Usando sua habilidade e o espaço físico do Laboratório de Pós-Graduação Química Analítica da Ufam, Karime desenvolveu um sensor para medir a quantidade de mercúrio nos rios. Ela criou um método que usa carvão ativado para retirar o produto das águas. Mas, para que seus inventos sejam usados em escala industrial, é preciso dinheiro. Foi na tentativa de tentar uma chance de tirar do papel seu projeto que a pesquisadora se inscreveu no edital Natura Campus. Sua expectativa é ser uma das escolhidas da empresa, que vai destinar parte do seu faturamento líquido, de R$ 5,5 bilhões, para financiar projetos de inovação na Amazônia:
- Com cerca de R$ 300 mil eu consigo fazer o equipamento para atender duas comunidades. Mas é importante também fazer um trabalho com os moradores locais para que os ribeirinhos aprendam a trabalhar com o equipamento corretamente.
Até o dia 22 de outubro outros interessados poderão submeter seus trabalhos à Natura.

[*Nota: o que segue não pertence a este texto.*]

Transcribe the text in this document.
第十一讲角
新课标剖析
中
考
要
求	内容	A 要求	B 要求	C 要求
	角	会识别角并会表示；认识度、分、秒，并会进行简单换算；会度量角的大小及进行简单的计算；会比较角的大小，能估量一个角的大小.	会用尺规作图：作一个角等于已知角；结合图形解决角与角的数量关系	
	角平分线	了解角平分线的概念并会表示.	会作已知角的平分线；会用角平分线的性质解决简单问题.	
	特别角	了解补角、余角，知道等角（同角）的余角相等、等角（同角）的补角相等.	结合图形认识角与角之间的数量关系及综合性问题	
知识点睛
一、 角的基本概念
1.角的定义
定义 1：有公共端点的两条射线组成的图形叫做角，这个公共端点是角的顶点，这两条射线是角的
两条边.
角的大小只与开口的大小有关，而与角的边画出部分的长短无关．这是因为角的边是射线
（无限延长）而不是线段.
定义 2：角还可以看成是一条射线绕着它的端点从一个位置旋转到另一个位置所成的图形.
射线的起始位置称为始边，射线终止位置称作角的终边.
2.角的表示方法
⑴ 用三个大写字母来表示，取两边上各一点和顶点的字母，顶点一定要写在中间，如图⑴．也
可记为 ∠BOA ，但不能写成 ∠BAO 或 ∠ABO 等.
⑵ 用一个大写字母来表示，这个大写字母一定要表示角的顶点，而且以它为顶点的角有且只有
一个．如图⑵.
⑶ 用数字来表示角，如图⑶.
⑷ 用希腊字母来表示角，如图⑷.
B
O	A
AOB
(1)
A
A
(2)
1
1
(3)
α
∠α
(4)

A empresa lançou, no último dia 16, um edital para projetos nas áreas de ciência, tecnologia e inovação voltados para a Região Amazônica. O lançamento do edital coincidiu com a inauguração do Núcleo de Inovação Natura, em Manaus. O objetivo da empresa é ampliar seu papel na Amazônia. A base dessas iniciativas começa com o compromisso de triplicar o uso de ativos de origem amazônica em suas fórmulas. O que é, para Guilherme Leal - que abandonou o cargo de presidente da Natura quando se candidatou à vice-presidência da República na chapa de Marina Silva nas eleições de 2010 -, "um desafio e tanto":
- A Natura hoje usa 10% de matérias primas da Amazônia e grande parte dos insumos é concentrado em óleo de palma. Vamos passar para 30% em 2020. Isso implica num esforço gigantesco, inclusive de relacionamento com os fornecedores locais.
Parceria com a academia
Para ampliar o uso das sementes e óleos nas fórmulas dos cosméticos, a Natura vai precisar de pesquisadores e seus projetos. E, como sempre se inseriu no mercado como uma empresa promotora do desenvolvimento sustentável, a Natura, por meio do Núcleo de Inovação, estimula pesquisas junto com instituições da Amazônia Legal. As áreas de interesse da empresa passam por cultura e sociedade; conservação e biodiversidade; floresta e agricultura; design de produtos e processos. Karime se insere na área de conservação e biodiversidade, já que, se conseguir despoluir os rios da região, estará contribuindo para o desenvolvimento local.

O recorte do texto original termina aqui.